WHILE the global coronavirus pandemic has brought a lot of developing works to a screaming halt, one project that has not only continued, but also ramped up, is Bill Tober’s reconstruction of Onrust.
In early 2017 local fisherman Bill Tober travelled to Tasmania and purchased a 36-foot yacht, named Onrust.
For most keen sailing eyes, the rust-encrusted cruiser was beyond saving, and while being towed from Tasmania to Portland, Mr Tober was forced to stop multiple times to pump water from the slowly sinking vessel.
Despite the years of work that would be involved in returning the yacht to its former glory, for Mr Tober, Onrust was a boat worth saving because of some important family history.
In the 1950s, Onrust began its journey at the hands of Dirk Tober, Bill’s father, who sailed the yacht from war-torn Europe to Australia to start a new life.
Three years after the purchase in 2017 and Onrust is nearly ready to return to the water, with some minor work still to be done shortly before being decked out with a new interior and then painted.
It’s work that Mr Tober expects will take him less than two years to complete – a blink in the eye compared to the work that’s been done so far and in the overall story of the boat itself.

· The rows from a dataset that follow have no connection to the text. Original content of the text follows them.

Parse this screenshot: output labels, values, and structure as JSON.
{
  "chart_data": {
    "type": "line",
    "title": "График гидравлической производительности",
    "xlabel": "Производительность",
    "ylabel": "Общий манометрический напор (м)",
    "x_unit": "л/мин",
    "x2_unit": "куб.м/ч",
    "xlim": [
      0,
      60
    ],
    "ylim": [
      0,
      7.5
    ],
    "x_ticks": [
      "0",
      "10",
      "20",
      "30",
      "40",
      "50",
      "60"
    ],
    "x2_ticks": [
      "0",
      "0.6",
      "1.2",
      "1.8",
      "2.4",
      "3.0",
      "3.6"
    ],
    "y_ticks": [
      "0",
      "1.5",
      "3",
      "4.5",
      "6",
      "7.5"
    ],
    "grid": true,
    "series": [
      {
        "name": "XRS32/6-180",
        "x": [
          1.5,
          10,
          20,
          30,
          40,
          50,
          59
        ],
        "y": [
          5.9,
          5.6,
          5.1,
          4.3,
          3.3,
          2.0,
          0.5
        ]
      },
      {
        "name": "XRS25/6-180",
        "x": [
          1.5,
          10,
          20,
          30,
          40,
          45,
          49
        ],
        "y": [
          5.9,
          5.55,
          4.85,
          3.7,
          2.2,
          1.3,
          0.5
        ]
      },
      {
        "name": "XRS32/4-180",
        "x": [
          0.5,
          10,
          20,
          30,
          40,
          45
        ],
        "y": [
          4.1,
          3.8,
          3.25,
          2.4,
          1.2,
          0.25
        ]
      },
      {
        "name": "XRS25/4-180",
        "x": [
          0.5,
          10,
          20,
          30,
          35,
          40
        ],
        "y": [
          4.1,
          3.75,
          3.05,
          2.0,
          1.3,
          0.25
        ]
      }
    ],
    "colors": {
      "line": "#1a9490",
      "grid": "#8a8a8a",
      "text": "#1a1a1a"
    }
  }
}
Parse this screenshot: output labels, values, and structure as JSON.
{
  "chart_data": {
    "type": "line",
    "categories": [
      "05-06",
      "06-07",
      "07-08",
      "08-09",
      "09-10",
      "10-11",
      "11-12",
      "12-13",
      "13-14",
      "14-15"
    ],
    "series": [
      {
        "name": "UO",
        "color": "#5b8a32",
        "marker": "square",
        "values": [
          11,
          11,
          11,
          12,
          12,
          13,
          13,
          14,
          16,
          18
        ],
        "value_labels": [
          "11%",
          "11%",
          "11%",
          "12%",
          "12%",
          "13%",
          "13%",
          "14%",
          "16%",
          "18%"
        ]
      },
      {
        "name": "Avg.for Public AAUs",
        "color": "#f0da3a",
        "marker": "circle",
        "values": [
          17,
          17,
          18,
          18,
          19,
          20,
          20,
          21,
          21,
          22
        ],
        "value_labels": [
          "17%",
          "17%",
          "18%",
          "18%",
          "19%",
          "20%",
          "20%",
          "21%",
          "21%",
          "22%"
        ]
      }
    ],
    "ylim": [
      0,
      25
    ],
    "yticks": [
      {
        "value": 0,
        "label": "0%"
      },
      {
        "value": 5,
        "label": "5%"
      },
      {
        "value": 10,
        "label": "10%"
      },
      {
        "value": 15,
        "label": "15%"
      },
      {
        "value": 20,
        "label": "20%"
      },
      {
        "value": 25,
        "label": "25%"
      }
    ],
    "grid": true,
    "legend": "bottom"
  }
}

“In terms of the whole project, overall, I’d say that we’re almost there now,” Mr Tober said.
“I’m almost ready to start painting, and it’s going to be green – like it was when it first sailed from the Netherlands to Australia.
“The colour green seems to suit it well.
“It’s been painted black in the past as well, but usually when a fisherman paints his boat black, it’s to hide rust, and we won’t need to do that for this boat.
“Overall I’m thinking I’ve got maybe 18 months to go, but now that I’m semi-retired, maybe it will only be one year.”
In the early 1950s, much of Europe was still in a deep state of depression and recession following World War Two and Dirk Tober’s native country of Holland was no exception.
Seeking a fresh start after spending time in the navy, Dirk Tober, then 25-years-old, purchased the base of a yacht he named Onrust (Dutch for Restless) and once construction was completed, set sail for Oceania.
Dirk Tober sailed straight into the Atlantic Ocean and on to the Panama Canal before island hopping across the Pacific Ocean and eventually touching down in Auckland in New Zealand.
It was in Auckland that he met his future wife, Margo, although to this day, the details surrounding how they first met remain murky.
Margo was also from Holland and came from approximately the same area as Dirk, although it’s unclear if they knew one another prior to their first encounter in New Zealand.
In 1953, Dirk, with Margo by his side, left New Zealand and headed for Australia, landing in Sydney.
Once landing in Sydney, Dirk registered Onrust as a competing vessel in the 1953 Sydney to Hobart Race, which at that stage was a competition in its eighth year.
Once completing the Sydney to Hobart Race, Dirk and Margo decided to settle in Tasmania and their family grew in 1957 with the birth of their first son, and grew again in 1959 with twin boys Bill and XXX.
In Tasmania Dirk worked as a commercial fisherman before relocating the family to Portland in the late 1970s.
While the specifics of when Dirk and Onrust parted ways, Bill Tober believes it was around 1957.
“My father was a very practical man so I imagine there wouldn’t have been any nostalgia when he sold Onrust, he would’ve seen no further use for the boat and decided to sell it, and I think it would have been around 1957 or 1958.”
Following his retirement in the mid-1970s Dirk Tober then resumed his plan to sail around the world, purchasing Onrust 2, a 46-foot yacht and finally completing the circumnavigation – twice over.
Dirk Tober passed away in 2015 at the age of 89.
Three years after its purchase in 2017, Bill Tober is eyeing off the finish line of Onrust’s reconstruction and couldn’t be happier with how the project has unfolded.
“It’s all mostly gone to plan really,” Mr Tober said.
“I wouldn’t say there’s been any specific, major challenges, it’s all just been about gradually modernising the boat.
“Some parts have been more difficult than others, but that’s just work.
“The cabin is pretty new overall, and I’ve given the interior more headspace up top.
“The hull is more or less the same.
“It’s still a project I enjoy and feel passionate about.
“I’m semi-retired now and it’s just one of those projects in a shed, that I get the chance to work away at every now and then.
“It’s mostly been me working away at it on my own, although my sons (Jacob, Davey, Zak and Aren) have helped out a bit here and there, although they live in Melbourne and are all off living their own lives now, so I’m more than happy to just get a little bit of help here and there.”